Doing Things In Order

Oct 8, 2025

A mistake I've done often as a founder is not solving problems in order.

You can think of building a startup as a time sequence of things you do. And there is an optimal order of doing things.

Let's take an example in building software.

A foolish version of myself thought that clear types and a well-structured repo are not important at day 1. The objective was to move fast and get something into the hands of customers quickly. So I took many shortcuts in building things which gave me the illusion I was moving at the fastest available pace to me.

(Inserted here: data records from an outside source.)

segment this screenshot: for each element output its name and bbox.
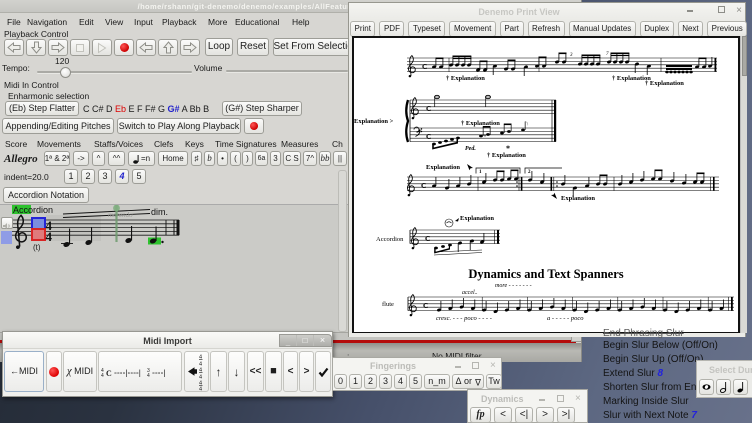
svg-text:dim.: dim.	[151, 207, 168, 217]
svg-text:more - - - - - -: more - - - - - - -	[495, 283, 532, 289]
svg-text:Accordion: Accordion	[13, 205, 53, 215]
svg-text:2: 2	[528, 170, 531, 175]
svg-text:4: 4	[46, 229, 53, 244]
svg-text:◦◦◦◦|: ◦◦◦◦|	[152, 368, 165, 377]
svg-text:4: 4	[199, 386, 202, 391]
svg-text:† Explanation: † Explanation	[446, 75, 485, 82]
svg-text:Explanation: Explanation	[460, 215, 494, 222]
svg-text:Explanation: Explanation	[426, 164, 460, 171]
svg-text:Explanation: Explanation	[561, 195, 595, 202]
svg-text:Accordion: Accordion	[376, 236, 404, 243]
svg-text:4: 4	[101, 373, 104, 379]
svg-text:Ped.: Ped.	[465, 146, 476, 152]
svg-text:◦◦◦◦|◦◦◦◦|: ◦◦◦◦|◦◦◦◦|	[114, 368, 141, 377]
svg-text:4: 4	[147, 373, 150, 379]
svg-text:C: C	[106, 369, 112, 378]
svg-text:3: 3	[570, 53, 573, 58]
svg-text:Dynamics and Text Spanners: Dynamics and Text Spanners	[468, 267, 623, 281]
svg-text:a - - - - - poco: a - - - - - poco	[547, 315, 584, 322]
svg-text:1: 1	[479, 170, 482, 175]
svg-text:† Explanation: † Explanation	[487, 152, 526, 159]
svg-text:morendo: morendo	[108, 211, 133, 219]
svg-text:accel..: accel..	[462, 290, 478, 296]
svg-text:† Explanation: † Explanation	[645, 80, 684, 87]
svg-text:cresc. - - - poco - -: cresc. - - - poco - - - -	[436, 315, 492, 322]
svg-text:flute: flute	[382, 301, 394, 308]
svg-text:7: 7	[606, 52, 609, 57]
svg-text:(t): (t)	[33, 243, 41, 252]
svg-text:† Explanation: † Explanation	[461, 120, 500, 127]
svg-text:Explanation >: Explanation >	[354, 118, 394, 125]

But here's the problem: when you do this, you are paying a tax on your speed a few weeks, even days, down the line. Because as your software evolves you will spend more time on shipping a new feature or fixing a foundational bug.

The better way is to do things in order. Structuring types in the right way, setting up a clean structure, and not sacrificing on quality early on. It might make you 20% slower on the first days, but ultimately will make you >50% faster after day 3 or so from my experience.

And this is also true for company building general.

But there's also a balance to it. You don't want to solve problems today that don't exist yet.

Instead of adding a customer support platform to your product with 0 users now you should implement just a simple email you and your team gets. And then as volume becomes a true problem you can implement a better solution.

But still, doing things in order, one step at a time, is what increases the speed at which you move.